Теперешний Наркевич совсем не походил на прежнего. Лицо его из бледного стало сероватым; черные, как дым, волосы — сивыми; надтреснутый голос превратился в плотный баритон; и по-детски узенькие плечи развернулись в длинное коромысло. Но как был он смолоду упорен, настойчив и в суждениях своих суховат, таким и остался. И попрежнему не хватало простора для творческой мысли в его умной, смелой и честной голове. Отношения Наркевича с Карбышевым складывались так, что разногласий между ними не было и не могло быть; только вел вперед Карбышев, а Наркевич лишь следовал с остановками; Карбышев открывал, а Наркевич догонял и придерживал.

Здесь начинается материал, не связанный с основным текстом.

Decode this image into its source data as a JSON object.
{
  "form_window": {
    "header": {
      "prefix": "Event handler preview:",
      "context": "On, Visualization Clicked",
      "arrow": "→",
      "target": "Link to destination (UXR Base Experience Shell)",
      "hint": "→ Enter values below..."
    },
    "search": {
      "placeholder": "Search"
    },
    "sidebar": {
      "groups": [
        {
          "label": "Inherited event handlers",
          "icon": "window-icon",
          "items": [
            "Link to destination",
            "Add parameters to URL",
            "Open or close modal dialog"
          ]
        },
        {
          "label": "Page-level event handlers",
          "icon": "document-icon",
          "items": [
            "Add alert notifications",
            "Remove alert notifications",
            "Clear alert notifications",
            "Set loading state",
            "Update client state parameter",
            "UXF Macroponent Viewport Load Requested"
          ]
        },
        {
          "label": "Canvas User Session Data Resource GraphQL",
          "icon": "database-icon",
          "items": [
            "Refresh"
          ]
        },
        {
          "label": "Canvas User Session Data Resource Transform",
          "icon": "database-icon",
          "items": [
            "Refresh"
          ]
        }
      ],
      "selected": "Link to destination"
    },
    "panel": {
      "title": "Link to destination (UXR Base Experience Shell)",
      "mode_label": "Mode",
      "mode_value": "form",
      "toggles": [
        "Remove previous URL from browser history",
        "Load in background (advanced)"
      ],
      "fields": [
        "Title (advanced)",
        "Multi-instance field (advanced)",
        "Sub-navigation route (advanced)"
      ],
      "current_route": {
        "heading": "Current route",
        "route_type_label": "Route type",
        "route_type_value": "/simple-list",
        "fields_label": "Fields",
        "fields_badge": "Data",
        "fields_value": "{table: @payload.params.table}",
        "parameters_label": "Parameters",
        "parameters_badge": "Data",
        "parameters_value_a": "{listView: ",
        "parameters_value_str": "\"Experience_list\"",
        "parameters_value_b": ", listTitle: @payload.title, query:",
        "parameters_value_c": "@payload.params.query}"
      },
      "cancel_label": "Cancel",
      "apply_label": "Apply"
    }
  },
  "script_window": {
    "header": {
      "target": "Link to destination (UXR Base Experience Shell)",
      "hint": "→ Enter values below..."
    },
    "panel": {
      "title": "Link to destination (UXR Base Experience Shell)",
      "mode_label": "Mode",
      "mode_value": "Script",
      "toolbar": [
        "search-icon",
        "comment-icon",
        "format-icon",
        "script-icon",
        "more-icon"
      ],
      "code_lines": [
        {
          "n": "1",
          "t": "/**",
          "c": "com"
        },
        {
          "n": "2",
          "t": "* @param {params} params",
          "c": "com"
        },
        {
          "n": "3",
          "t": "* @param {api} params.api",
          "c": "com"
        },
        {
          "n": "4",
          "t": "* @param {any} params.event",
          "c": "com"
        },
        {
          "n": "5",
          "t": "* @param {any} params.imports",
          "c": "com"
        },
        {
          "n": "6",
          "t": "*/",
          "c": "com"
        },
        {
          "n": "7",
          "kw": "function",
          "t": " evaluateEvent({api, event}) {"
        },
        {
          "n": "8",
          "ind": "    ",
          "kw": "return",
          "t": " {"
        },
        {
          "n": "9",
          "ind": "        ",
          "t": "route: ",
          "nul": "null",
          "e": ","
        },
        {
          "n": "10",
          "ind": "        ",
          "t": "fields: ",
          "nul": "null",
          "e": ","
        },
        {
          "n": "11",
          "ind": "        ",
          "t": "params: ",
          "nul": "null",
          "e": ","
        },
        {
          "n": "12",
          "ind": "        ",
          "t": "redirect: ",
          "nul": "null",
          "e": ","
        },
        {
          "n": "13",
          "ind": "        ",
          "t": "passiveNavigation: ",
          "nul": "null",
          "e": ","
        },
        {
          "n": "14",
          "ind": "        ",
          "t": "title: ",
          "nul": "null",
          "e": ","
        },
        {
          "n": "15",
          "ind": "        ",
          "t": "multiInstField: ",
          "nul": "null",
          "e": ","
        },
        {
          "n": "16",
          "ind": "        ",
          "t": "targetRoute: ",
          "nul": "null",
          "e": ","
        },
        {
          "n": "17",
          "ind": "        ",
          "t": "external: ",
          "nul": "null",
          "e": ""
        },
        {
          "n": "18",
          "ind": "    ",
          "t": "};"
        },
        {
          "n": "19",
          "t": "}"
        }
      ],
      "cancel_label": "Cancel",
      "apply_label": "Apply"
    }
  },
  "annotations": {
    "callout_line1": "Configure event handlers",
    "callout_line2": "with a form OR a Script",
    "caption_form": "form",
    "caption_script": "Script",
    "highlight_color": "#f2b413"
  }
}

Между тем время не шло, а бежало, и механика скорости, с которой оно совершало свой бег, казалась непостижимой. Дряхлое, безобразное исчезало, как сон, со старых улиц Москвы. Новое буйно поднималось на них в железобетоне и стекле гигантских сооружений, в сверкающем мраморе облицовок, в небывалой ширине тщательно выпрямленных трасс. И Карбышев и Наркевич — оба видели это. Вот они глядят из НИО в окно, как бы ожидая подсказки от того, что происходит снаружи. Но там нет ничего интересного. День хоть и майский, а серенький; в воздухе парит; пахнет близким дождем. По контрасту с этой обыкновенностью Наркевич вспоминает последние концерты Барсовой и Козловского. Наркевич знает толк в музыке, и ему приятно вспомнить, как пела вместе с Барсовой и Козловским жизнь и как в ее чистом голосе звенело счастье. На концерт Поля Робсона Наркевич не попал, но, когда Мариам Андерсен выступала в Большом зале консерватории, он сидел и слушал, застыв в немом очаровании. И сейчас он слушает, как за окном шумит Москва, но слышит все еще негритянскую песенку Андерсен…
Парит… Пахнет дождем… Все? Нет. Шумит Москва. Это — шум самой стремительной жизни на всем земном шаре. За Москвой идет страна, недавно завершившая гигантский тур великого пятилетнего труда. Вдруг что-то поднимает Карбышева со стула и ставит на ноги.
— Видите ли, Глеб… Я «их» понимаю. Но что же мне делать, если я люблю «новенькое»! А вы чем можете похвастать?
К конфликту Карбышева с сотрудниками НИО Наркевич относился двойственно. Конечно, сотрудники были правы юридически, этически и еще с множества других точек зрения. И, конечно, такой человек, как Наркевич, не мог не уважать их права и их правоты.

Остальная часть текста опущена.